You should definitely restrict or simply deny access to your WordPress plugins directory. A visit to www.your-domain.com/wp-content/plugins/ reveals all the plugins that have been used in the website. These plugins might contain vulnerabilities, which might put the site’s security at risk and attract hackers.

To deny access to the directories, the easiest way is to use a .htaccess file or just upload a blank index.html file to that directory. If the index.php or index.html files are not present in the particular directory, you must also add the following line at the start in your .htaccess file in the root folder:

Options –Indexes

This will prevent the public accessing your files in the directories.

Change Database Table Prefixes

When you first install WordPress using the default values and options, WordPress tables use table prefixes like Wp_. As hackers can exploit this feature, it is recommended to change the default table prefix Wp_ to something else. To change the database table prefixes after install, you can use WP Secure Scan plugin. If you use another plugin named Change DB Prefix plugin, it can rename table prefix to another string.

Change Default Secret Keys

When you first install WordPress, there are four secret keys written in your wp-config.php file. Go here and copy all the six keys and use them to replace the four keys present in wp-config.php file. These are the random keys generated by WordPress and are changed every time you refresh the page. This helps making your passwords more secure and if anybody is logged into WordPress at that time, they will be logged out of the dashboard immediately as the cookies become invalid.

Secure Your Login Page

Your WordPress login page is accessible to the world and you must secure it so that nobody could gain access to the installation. Error messages on login pages can give clues to hackers.

To remove error messages on the login page, add the following line of code in your theme functions.php file:

add_filter('login_errors',create_function('$a', "return null;"));

This will remove the error message displayed above the username and password box.

You can use plugins such as Google Authenticator and Login Dongle for an extra layer of security. Google Authenticator is a great plugin that adds a two-step verification to your WordPress blog, as the name suggests – similar to Google Account security. Enter a password and a code sent your mobile phone.  Login Dongle plugin generates a bookmarklet with a secret question.

Secure Your Device

Make sure your workstation, PC, mobile, tablet or alternate device is fully secure and automatically updated. The antivirus software and the operating systems should also be updated to the latest release. Set secure passwords for all authentication vectors. These passwords should be complex and should also be changed frequently.

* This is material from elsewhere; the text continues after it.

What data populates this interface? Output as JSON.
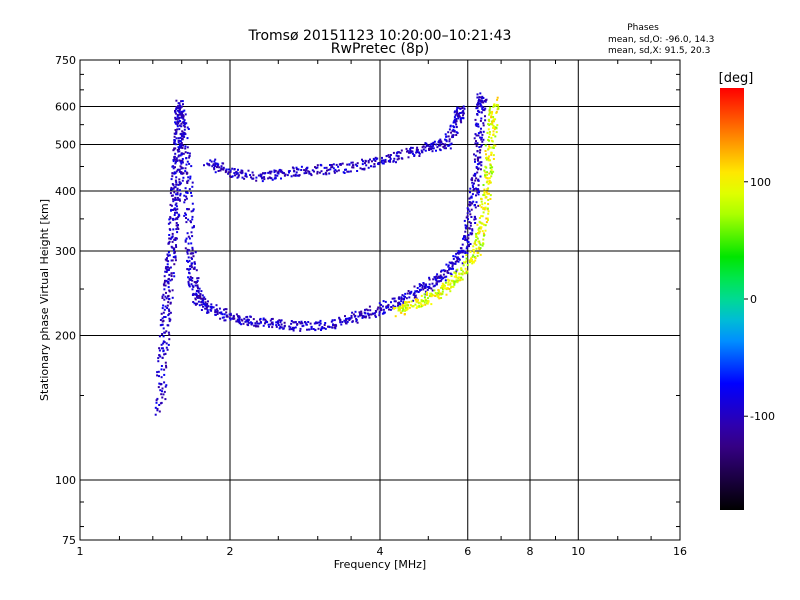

The PCs and servers should be equipped with the latest and the best anti-virus software and be secure from all malware threats. This should include periodic cleaning of harmful bugs. Firewalls should be installed at every level: operating system level, router level and even Internet service protocol level. This should ensure that all the PCs and web servers of your work station are secure.

Don’t Share Your Login

Just like any other secured networks or accounts, you should be careful not to share the username or password with anybody you don’t fully trust. Even in the worst case scenario where you have hired a webmaster to manage your website, ensure you do not share your username or password. You can create separate accounts for them with customized permissions.

Secure Your Content

While uploading content to the website, ensure that the content itself is authentic and is downloaded from safe/reliable sources. Even when you are uploading a script, you need to be cautious as there can be malwares intentionally designed to harm your website.

This is not intended to be an exhaustive list of all possible ways of securing your WordPress installation, but it does give you a handy list of WordPress security issues to consider and ways of addressing them, whether by the use of purpose-specific plugins or simple actions you can take.